When LBJ sent a big army to Vietnam in 1965, he of course never dreamed that he was putting his country into the longest war in its history. One can only wonder what he might have done had he been able to know that he was starting something that would not be finished either in his presidency or in that of his immediate successor. The last of the American soldiers he sent in large numbers in 1965 did not come out until Gerald Ford was President.

Nor could LBJ have foreseen the ignominious end in Vietnam - the scramble for the last seat in the last helicopter on the roof of the American Embassy in Saigon.

Nor did he foresee the economic consequences.

That long war, unfunded by special taxes, built a budget deficit which in the days of his successors finally broke loose in the worst inflation in the country's history. Presidents Ford and Carter paid the political price for the reluctance of Mr. Johnson to raise taxes.

Both in entering the war and in refusing to raise taxes to cover the cost, Lyndon Johnson rejected the best advice available to him. The senior generals who had earned their stars in World War II and Korea warned against getting involved in a land war in Asia. The best economists and money experts advised him to raise taxes.

The sad thing is that the president who rejects sound advice in such matters - either military or financial - is usually not the one who has to pay the political price.

Today's economic recovery in the United States makes many people happy. It will probably last right up to election day 1984. Inflation does not break loose suddenly. There was a nearly eight-year gap between Lyndon Johnson's unbalanced Vietnam war budgets and the worst of the inflation which it triggered.

The public record does not yet show in detail what military advice President Reagan was given when he first sent the Marines into Lebanon. It is known that the top professionals at the Pentagon have been increasingly unhappy about the continued role of the Marines in a militarily untenable position.

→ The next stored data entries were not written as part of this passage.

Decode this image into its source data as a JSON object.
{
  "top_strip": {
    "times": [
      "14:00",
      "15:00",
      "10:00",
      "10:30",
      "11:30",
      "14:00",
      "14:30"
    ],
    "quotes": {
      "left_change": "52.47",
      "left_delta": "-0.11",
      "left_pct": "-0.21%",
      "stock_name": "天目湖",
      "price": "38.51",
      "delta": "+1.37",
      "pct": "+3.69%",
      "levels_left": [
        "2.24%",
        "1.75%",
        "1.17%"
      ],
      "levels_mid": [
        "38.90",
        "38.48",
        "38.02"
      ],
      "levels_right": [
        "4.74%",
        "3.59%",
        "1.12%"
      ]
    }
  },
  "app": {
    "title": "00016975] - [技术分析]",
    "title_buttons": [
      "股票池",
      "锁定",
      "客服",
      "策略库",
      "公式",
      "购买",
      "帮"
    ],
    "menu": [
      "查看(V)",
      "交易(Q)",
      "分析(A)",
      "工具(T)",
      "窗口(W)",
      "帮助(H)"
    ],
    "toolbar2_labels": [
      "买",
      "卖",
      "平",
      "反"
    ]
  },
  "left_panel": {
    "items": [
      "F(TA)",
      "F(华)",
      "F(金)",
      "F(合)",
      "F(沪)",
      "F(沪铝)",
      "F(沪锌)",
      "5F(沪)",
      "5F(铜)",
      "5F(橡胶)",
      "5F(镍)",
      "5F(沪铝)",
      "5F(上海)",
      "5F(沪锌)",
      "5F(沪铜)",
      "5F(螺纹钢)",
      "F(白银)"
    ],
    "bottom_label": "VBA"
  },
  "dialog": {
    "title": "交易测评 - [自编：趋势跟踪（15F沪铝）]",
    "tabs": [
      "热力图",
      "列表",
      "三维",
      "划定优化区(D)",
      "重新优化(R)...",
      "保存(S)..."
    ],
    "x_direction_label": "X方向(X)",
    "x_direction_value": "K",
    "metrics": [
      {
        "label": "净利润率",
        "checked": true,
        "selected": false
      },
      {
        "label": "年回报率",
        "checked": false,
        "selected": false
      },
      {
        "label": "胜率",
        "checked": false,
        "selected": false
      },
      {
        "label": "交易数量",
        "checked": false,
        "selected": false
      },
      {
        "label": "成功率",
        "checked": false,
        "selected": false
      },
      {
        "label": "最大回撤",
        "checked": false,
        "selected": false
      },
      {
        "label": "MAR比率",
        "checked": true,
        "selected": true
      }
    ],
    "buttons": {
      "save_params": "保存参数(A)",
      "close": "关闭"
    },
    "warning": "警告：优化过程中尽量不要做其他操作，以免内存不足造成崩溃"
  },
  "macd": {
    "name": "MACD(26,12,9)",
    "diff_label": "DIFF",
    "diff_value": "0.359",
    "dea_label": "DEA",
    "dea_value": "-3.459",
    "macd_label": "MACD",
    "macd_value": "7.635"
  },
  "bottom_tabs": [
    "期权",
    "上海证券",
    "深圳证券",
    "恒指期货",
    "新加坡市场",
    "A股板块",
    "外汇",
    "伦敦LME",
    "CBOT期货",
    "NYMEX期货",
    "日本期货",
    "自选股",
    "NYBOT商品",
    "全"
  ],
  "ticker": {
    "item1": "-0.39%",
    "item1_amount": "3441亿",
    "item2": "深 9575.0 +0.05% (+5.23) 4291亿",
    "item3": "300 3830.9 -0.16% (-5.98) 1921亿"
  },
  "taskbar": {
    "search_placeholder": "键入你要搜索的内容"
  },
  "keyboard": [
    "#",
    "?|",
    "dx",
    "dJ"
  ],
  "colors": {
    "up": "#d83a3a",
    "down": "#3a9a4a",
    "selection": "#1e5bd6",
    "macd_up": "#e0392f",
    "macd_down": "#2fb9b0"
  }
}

If the Pentagon had its way, the Marines would have long since been replaced by regular Army units and would certainly be pulled out now. The Army does not want to take over the job. Among other things, the US military presence is involvement in another land war which, while not in Asia proper, is in Asia Minor. And the US position in the fighting is once again, as in Vietnam, on the unpopular side. It is aligned with Israel and the Christian Maronites against the Arab-Muslim majority.

On the economic front the evidence is open, public, and almost unanimous. Most of the responsible economic advisers around the President, and in and around the Congress, say that Mr. Reagan's all-time high deficits are extremely dangerous to the long-term interests of the country.

Add that the deficits are producing high interest rates which are sucking money in from all over the world, thus depriving other countries of the investment capital they need for their own economies. The allied and friendly countries overseas are unhappy about the US for a number of reasons. They fear Mr. Reagan's willingness to send his soldiers around a world dangerously overloaded with nuclear weapons. They are just as unhappy about his economic policies. They blame his unfunded deficits for the fact that their economies are lagging, not recovering.

Not since Lyndon Johnson has an American president pursued with such determination courses contrary to the advice of his most experienced councilors. If they could influence him, he would at once reach for new taxes to reduce the deficit and seek the quickest way out of Lebanon.

Lyndon Johnson's refusal to heed his advisers about Vietnam and taxes spoiled his otherwise successful presidency and forced him into a retirement which he probably had not intended.